Voir en

français

Physicists launch initiative to help India during its catastrophic COVID-19 surge

|

India is currently experiencing a spiralling increase in coronavirus cases amid the second wave of the pandemic. In April alone, the country witnessed 6.6 million cases as the total number of cases rose to 21 million. Daily reported deaths are around 3000 and the total number of deaths due to coronavirus has surpassed 200,000. Vaccination programmes are scaling up across the country but are often hindered by a shortage of vaccines.
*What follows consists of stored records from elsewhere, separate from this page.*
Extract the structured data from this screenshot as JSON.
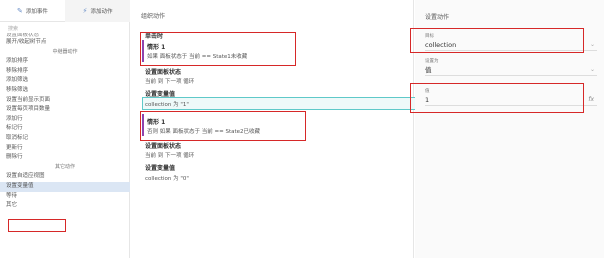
{
  "tabs": [
    {
      "icon": "✎",
      "label": "添加事件"
    },
    {
      "icon": "⚡",
      "label": "添加动作"
    }
  ],
  "search_placeholder": "搜索",
  "left_list": [
    {
      "label": "设置面板状态",
      "type": "cut"
    },
    {
      "label": "展开/收起树节点",
      "type": "item"
    },
    {
      "label": "中继器动作",
      "type": "header"
    },
    {
      "label": "添加排序",
      "type": "item"
    },
    {
      "label": "移除排序",
      "type": "item"
    },
    {
      "label": "添加筛选",
      "type": "item"
    },
    {
      "label": "移除筛选",
      "type": "item"
    },
    {
      "label": "设置当前显示页面",
      "type": "item"
    },
    {
      "label": "设置每页项目数量",
      "type": "item"
    },
    {
      "label": "添加行",
      "type": "item"
    },
    {
      "label": "标记行",
      "type": "item"
    },
    {
      "label": "取消标记",
      "type": "item"
    },
    {
      "label": "更新行",
      "type": "item"
    },
    {
      "label": "删除行",
      "type": "item"
    },
    {
      "label": "其它动作",
      "type": "header"
    },
    {
      "label": "设置自适应视图",
      "type": "item"
    },
    {
      "label": "设置变量值",
      "type": "selected"
    },
    {
      "label": "等待",
      "type": "item"
    },
    {
      "label": "其它",
      "type": "item"
    }
  ],
  "middle": {
    "title": "组织动作",
    "event": "单击时",
    "case1": {
      "name": "情形 1",
      "if_kw": "如果",
      "condition": "面板状态于 当前 == State1未收藏"
    },
    "set_panel_1": "设置面板状态",
    "set_panel_1_detail": "当前 到 下一项 循环",
    "set_var_1": "设置变量值",
    "set_var_1_detail": "collection 为 \"1\"",
    "case2": {
      "name": "情形 1",
      "if_kw": "否则 如果",
      "condition": "面板状态于 当前 == State2已收藏"
    },
    "set_panel_2": "设置面板状态",
    "set_panel_2_detail": "当前 到 下一项 循环",
    "set_var_2": "设置变量值",
    "set_var_2_detail": "collection 为 \"0\""
  },
  "right": {
    "title": "设置动作",
    "target_label": "目标",
    "target_value": "collection",
    "setto_label": "设置为",
    "setto_value": "值",
    "value_label": "值",
    "value_value": "1",
    "fx": "fx"
  },
  "colors": {
    "highlight_border": "#d62828",
    "case_bar": "#8e44ad",
    "selected_row": "#5fc9c9"
  }
}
The enormity of the COVID-19 crisis has affected the loved ones of many of our CERN community members from India. India’s hospitals are under incredible pressure with the rising number of patients and are running out of medical supplies such as oxygen concentrators to treat everyone in need. To help address this crisis, some members of the HEP community have organised a fundraising initiative to purchase ventilators, oxygen concentrators, PPE and other medical supplies that are running critically low in India.

“Scientists in the particle physics community are trying to facilitate the purchase of ventilators based on a simplified design that emerged from a partnership between particle physicists and industry and has been approved by the United States Food and Drug Administration. We’re talking to medical supply vendors and government contacts to get the ventilators delivered to the government of India and help deploy them in India,” says Meenakshi Narain, physicist and member of the CMS collaboration. “I’m really thankful that our spokesperson, Luca Malgeri, was kind enough to broadcast the fundraising initiative to the spokespersons of the other experiments. It’s amazing to have that community at CERN.”

In these tough times, people are supporting each other to find hospital beds and oxygen supplies but the lack of resources is worrying. The rising prevalence of variants and the surge in coronavirus cases in India are having global repercussions. Helping the country’s COVID-19 victims and front-line workers in any way possible is a small step towards stopping a global crisis.